The availability/liquidity of term SOFR rates is a critical issue for end users planning for transition to LIBOR alternatives. Regulators and the Alternative Reference Rates Committee (ARRC) appear to have expressed willingness to support term SOFR rates for use in certain types of cash products, but have been less clear about whether term SOFR rates will be supported for use in derivatives used to hedge cash instruments referencing term SOFR.
The SOFR landscape has evolved sufficiently that it is possible to consider how a term SOFR rate might be constructed and gain sufficient liquidity to be viable. Likewise it is possible to begin assessing the alignment of potential term SOFR rates with IOSCO principles and the susceptibility of such rates to regulatory concerns such as manipulation.

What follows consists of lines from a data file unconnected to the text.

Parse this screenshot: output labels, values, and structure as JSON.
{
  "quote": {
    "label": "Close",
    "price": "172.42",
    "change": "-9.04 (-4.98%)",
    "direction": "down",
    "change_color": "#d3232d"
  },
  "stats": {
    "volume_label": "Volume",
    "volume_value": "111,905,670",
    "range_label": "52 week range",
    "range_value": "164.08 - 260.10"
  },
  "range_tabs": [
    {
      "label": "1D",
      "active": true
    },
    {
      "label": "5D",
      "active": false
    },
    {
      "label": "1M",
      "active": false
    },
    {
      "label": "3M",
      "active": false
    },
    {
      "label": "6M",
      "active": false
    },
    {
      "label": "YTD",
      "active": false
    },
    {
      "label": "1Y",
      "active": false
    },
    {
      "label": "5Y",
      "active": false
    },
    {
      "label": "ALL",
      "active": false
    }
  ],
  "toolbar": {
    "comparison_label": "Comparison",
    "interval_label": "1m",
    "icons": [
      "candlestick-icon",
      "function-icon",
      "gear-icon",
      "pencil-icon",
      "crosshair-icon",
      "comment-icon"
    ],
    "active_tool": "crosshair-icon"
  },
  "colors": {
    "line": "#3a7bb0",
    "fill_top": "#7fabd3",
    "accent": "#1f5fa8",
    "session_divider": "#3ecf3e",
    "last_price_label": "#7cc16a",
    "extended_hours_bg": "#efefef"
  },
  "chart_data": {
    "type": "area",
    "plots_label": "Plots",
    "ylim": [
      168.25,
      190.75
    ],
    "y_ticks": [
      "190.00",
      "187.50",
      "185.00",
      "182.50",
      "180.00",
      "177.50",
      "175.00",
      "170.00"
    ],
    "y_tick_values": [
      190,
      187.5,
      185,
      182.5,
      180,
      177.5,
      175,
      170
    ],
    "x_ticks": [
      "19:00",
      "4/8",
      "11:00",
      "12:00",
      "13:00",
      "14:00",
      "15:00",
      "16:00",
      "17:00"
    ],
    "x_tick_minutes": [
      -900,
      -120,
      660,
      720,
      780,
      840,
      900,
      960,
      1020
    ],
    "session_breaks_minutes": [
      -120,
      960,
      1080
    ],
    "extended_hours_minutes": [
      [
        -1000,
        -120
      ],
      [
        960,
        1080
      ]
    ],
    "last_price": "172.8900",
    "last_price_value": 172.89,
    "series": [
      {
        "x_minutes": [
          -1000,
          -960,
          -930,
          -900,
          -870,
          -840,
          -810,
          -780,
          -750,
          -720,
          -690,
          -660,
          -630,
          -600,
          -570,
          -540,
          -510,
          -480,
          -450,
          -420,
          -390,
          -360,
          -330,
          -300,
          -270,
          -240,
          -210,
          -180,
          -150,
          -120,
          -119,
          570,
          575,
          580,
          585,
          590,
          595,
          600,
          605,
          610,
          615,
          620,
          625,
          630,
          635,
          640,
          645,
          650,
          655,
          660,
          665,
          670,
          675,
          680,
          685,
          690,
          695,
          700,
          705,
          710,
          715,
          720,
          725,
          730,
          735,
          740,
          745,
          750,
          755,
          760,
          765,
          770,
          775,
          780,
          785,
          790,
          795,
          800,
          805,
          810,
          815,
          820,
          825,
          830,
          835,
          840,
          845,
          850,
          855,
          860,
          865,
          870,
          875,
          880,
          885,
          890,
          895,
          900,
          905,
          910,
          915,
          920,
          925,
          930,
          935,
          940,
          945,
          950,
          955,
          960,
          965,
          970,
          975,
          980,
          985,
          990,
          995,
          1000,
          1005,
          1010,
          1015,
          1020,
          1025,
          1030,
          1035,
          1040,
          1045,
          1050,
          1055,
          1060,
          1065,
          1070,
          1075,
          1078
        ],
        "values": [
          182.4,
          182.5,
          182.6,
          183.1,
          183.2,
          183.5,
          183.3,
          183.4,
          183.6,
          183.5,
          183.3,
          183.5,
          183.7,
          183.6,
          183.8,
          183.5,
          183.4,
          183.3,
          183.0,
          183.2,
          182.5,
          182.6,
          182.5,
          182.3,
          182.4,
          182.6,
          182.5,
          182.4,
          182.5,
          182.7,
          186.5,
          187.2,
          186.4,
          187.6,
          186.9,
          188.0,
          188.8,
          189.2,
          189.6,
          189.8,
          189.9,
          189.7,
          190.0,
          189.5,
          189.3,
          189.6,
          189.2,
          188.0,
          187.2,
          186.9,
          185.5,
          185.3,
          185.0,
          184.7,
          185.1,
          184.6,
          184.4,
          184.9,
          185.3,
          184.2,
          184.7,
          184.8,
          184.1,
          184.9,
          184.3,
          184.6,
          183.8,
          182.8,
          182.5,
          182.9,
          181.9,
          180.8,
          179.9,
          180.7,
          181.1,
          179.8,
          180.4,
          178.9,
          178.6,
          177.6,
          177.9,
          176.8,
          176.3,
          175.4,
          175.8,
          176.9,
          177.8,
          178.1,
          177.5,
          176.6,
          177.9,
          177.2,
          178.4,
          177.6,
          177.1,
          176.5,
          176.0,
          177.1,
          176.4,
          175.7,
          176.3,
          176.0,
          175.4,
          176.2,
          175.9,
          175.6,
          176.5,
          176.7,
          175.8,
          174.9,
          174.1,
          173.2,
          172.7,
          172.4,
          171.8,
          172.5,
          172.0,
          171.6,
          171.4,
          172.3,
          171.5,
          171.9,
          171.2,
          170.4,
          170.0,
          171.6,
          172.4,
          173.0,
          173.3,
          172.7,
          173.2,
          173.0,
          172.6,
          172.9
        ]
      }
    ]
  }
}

A term SOFR rate that is derived from Designated Contract Market (“DCM”) or Swap Execution Facility (“SEF”) market transactions, for example, offers safeguards against manipulation. Provided the underlying markets had sufficient liquidity, such a rate might be competitively priced when compared to potential compounded SOFR rates. On the other hand, if there are wide trading spreads for derivatives tied to term SOFR, it may be that such costs would outweigh the operational advantages of term SOFR rates.

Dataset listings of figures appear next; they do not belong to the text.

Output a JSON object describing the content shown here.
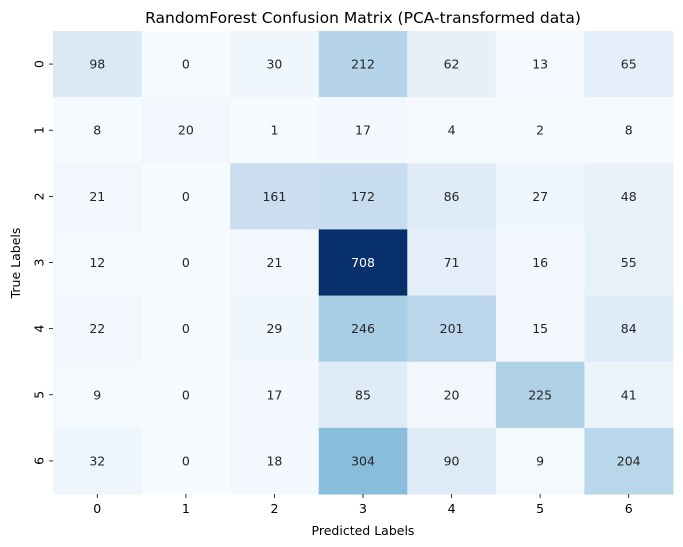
{
  "chart_data": {
    "type": "heatmap",
    "title": "RandomForest Confusion Matrix (PCA-transformed data)",
    "xlabel": "Predicted Labels",
    "ylabel": "True Labels",
    "x_categories": [
      "0",
      "1",
      "2",
      "3",
      "4",
      "5",
      "6"
    ],
    "y_categories": [
      "0",
      "1",
      "2",
      "3",
      "4",
      "5",
      "6"
    ],
    "values": [
      [
        98,
        0,
        30,
        212,
        62,
        13,
        65
      ],
      [
        8,
        20,
        1,
        17,
        4,
        2,
        8
      ],
      [
        21,
        0,
        161,
        172,
        86,
        27,
        48
      ],
      [
        12,
        0,
        21,
        708,
        71,
        16,
        55
      ],
      [
        22,
        0,
        29,
        246,
        201,
        15,
        84
      ],
      [
        9,
        0,
        17,
        85,
        20,
        225,
        41
      ],
      [
        32,
        0,
        18,
        304,
        90,
        9,
        204
      ]
    ],
    "colormap": "Blues",
    "value_range": [
      0,
      708
    ],
    "colorbar": false,
    "annotations": true
  }
}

Recap and Future Directions
The jump bootstrapped curve reflects new features of SOFR. The SOFR forward curve:
- 1. Is constant between key dates such as FOMC meetings
- 2. Represents the average SOFR rate between key dates
- 3. Is free to have arbitrary-sized jumps on the key dates
- 4. Currently is built from 1-month and 3-month SOFR future prices
- 5. Ties out to the futures prices quite reliably
- 6. Can be used to build different term rates
We can imagine making changes to this model in the future. If necessary, for example if the model differences start to get larger, we can better match the futures prices. One possibility is to add additional key dates so the curve can more flexibly fit the market data; one could explore adding key dates at month end to account for the SOFR spikes at month end. Also we currently build the short end of the curve using only 1-month futures. In the future we can use overlapping 1-month and 3-month futures, instead of treating those parts of the curve separately. Finally, when SOFR swaps become liquid, they could be incorporated into the curve construction.

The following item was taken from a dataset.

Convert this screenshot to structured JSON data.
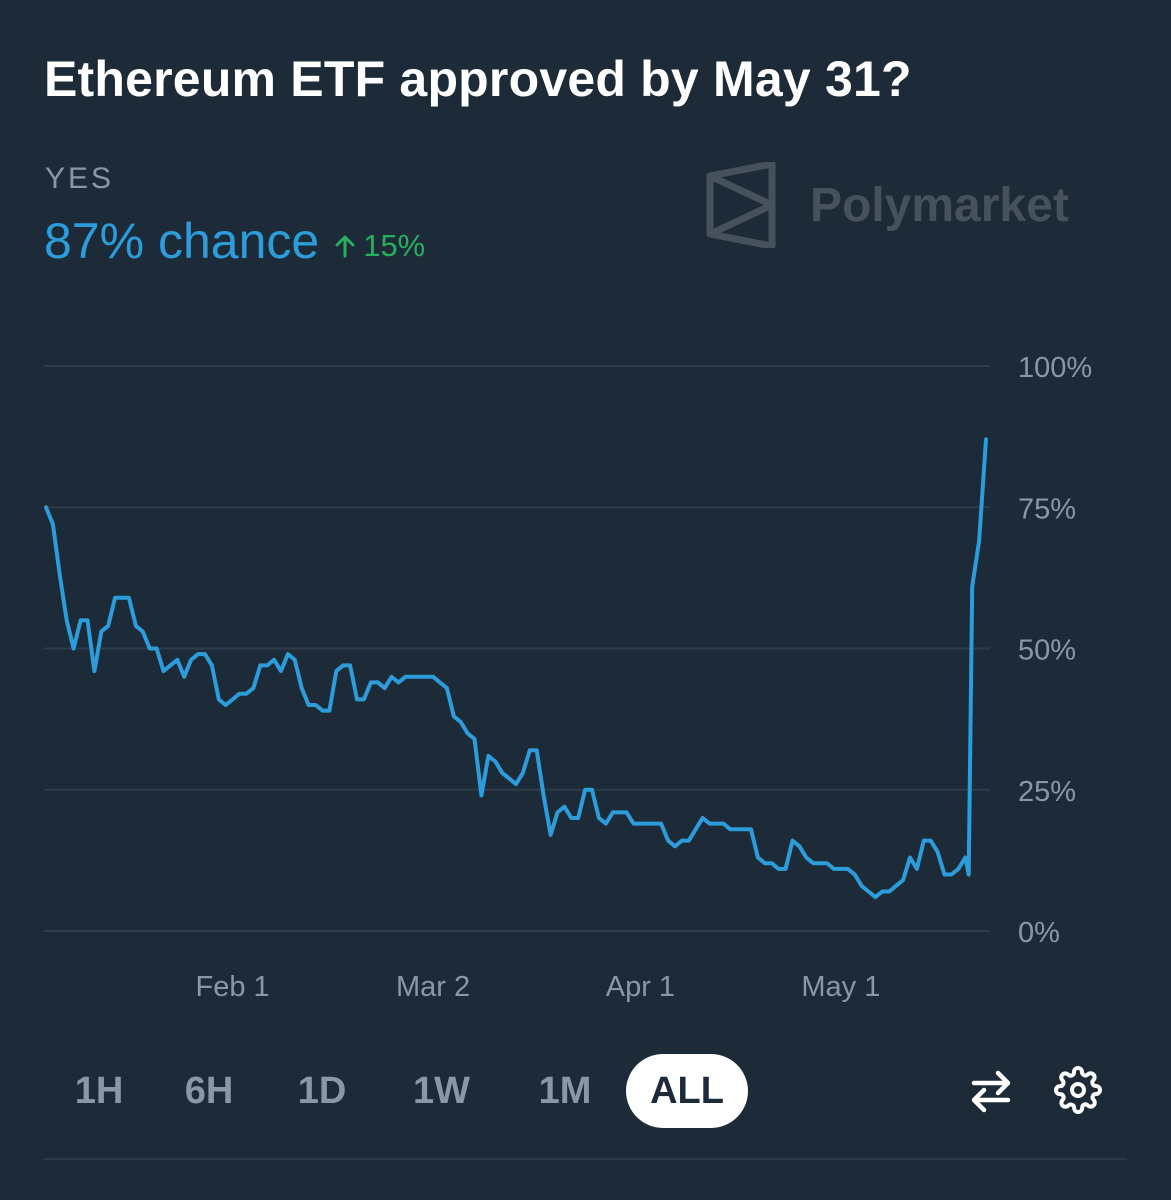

There are a number of outstanding questions with the new model. While this model seems to capture new and important features of SOFR, it is possible that many other market participants will build a SOFR curve without jumps. In the future, as the market develops a consensus on how to build the SOFR forward curve, we will revisit the SOFR forward curve and see if we need to update this model.
 In comparison, LIBOR anticipates interest rate changes and rises or falls ahead of an anticipated rate change by the Fed. Therefore, a smooth forward curve is appropriate for LIBOR.
 Building a curve that incorporates overlapping futures could also be done as discussed in the recap.
 In the recap, we discuss how increasing the number of key dates would allow us to exactly recover the futures contract prices.